Friday, November 2, 2007

Recycled Story: Quitting The Radisson After One Day*

I know - one day. But…

Things I wish I had known before I applied:
- On average, breakfast servers only make $35 in tips for an 7-8 hour shift - and that’s the busiest time of day.
- A “busy” day consists of 35 tables in the entire shift.
- Most tips are only 10% on a $10-20 bill. You do the math.
- Asking guests if everything is okay more than once is considered harassing them.
- Being a waitress also means being a hostess, cashier, busboy, cook, and room service runner.
- There is so little organization that the tables aren’t even numbered and they don’t require their servers to learn the menu.
- “Good service” is not being polite, friendly, and welcoming - it’s being invisible.

So, yeah. I feel kind of bad quitting after a day, but that’s only because they’re pretty nice people there. But, oh well. It was a waste of time and definitely not worth getting up at 4:30 in the morning for.

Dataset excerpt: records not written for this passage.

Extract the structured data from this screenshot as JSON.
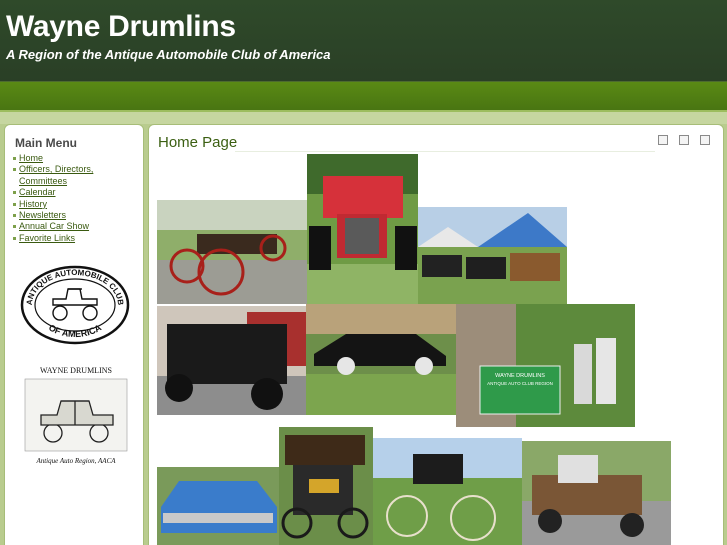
{
  "header": {
    "title": "Wayne Drumlins",
    "subtitle": "A Region of the Antique Automobile Club of America"
  },
  "sidebar": {
    "title": "Main Menu",
    "items": [
      {
        "label": "Home"
      },
      {
        "label": "Officers, Directors, Committees"
      },
      {
        "label": "Calendar"
      },
      {
        "label": "History"
      },
      {
        "label": "Newsletters"
      },
      {
        "label": "Annual Car Show"
      },
      {
        "label": "Favorite Links"
      }
    ],
    "logo1": {
      "top": "ANTIQUE AUTOMOBILE CLUB",
      "bottom": "OF AMERICA"
    },
    "logo2": {
      "top": "WAYNE DRUMLINS",
      "bottom": "Antique Auto Region, AACA"
    }
  },
  "main": {
    "title": "Home Page",
    "tools": [
      "pdf-icon",
      "print-icon",
      "email-icon"
    ],
    "banner": {
      "line1": "WAYNE DRUMLINS",
      "line2": "ANTIQUE AUTO CLUB REGION"
    }
  },
  "colors": {
    "header": "#2f4a2a",
    "nav": "#497512",
    "accent": "#3b5f12",
    "background": "#b9cc8e"
  }
}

The Radisson markets itself as an upscale hotel, but it’s all fake… Once you get behind the scenes, out of the public areas, it’s obvious that the management needs to seriously assess that situation. The kitchen is huge, but so open and empty…They don’t do enough business to keep it totally stocked (except for banquets and such, I’m guessing). The walls have huge stains on them, the wallpaper is old and faded, it seemed like everything was dirty, some of their cloth napkins have holes in them…It’s fake luxury. It’s all about appearances there. “We’ll set our tables and people will think we’re high-end, so they’ll pay $7 for a continental breakfast.” Sadly, it seems to work - although apparently not THAT well, considering how slow they are.

*Full disclosure: I originally wrote this in June 2007, when my brief stint at the hotel actually occurred.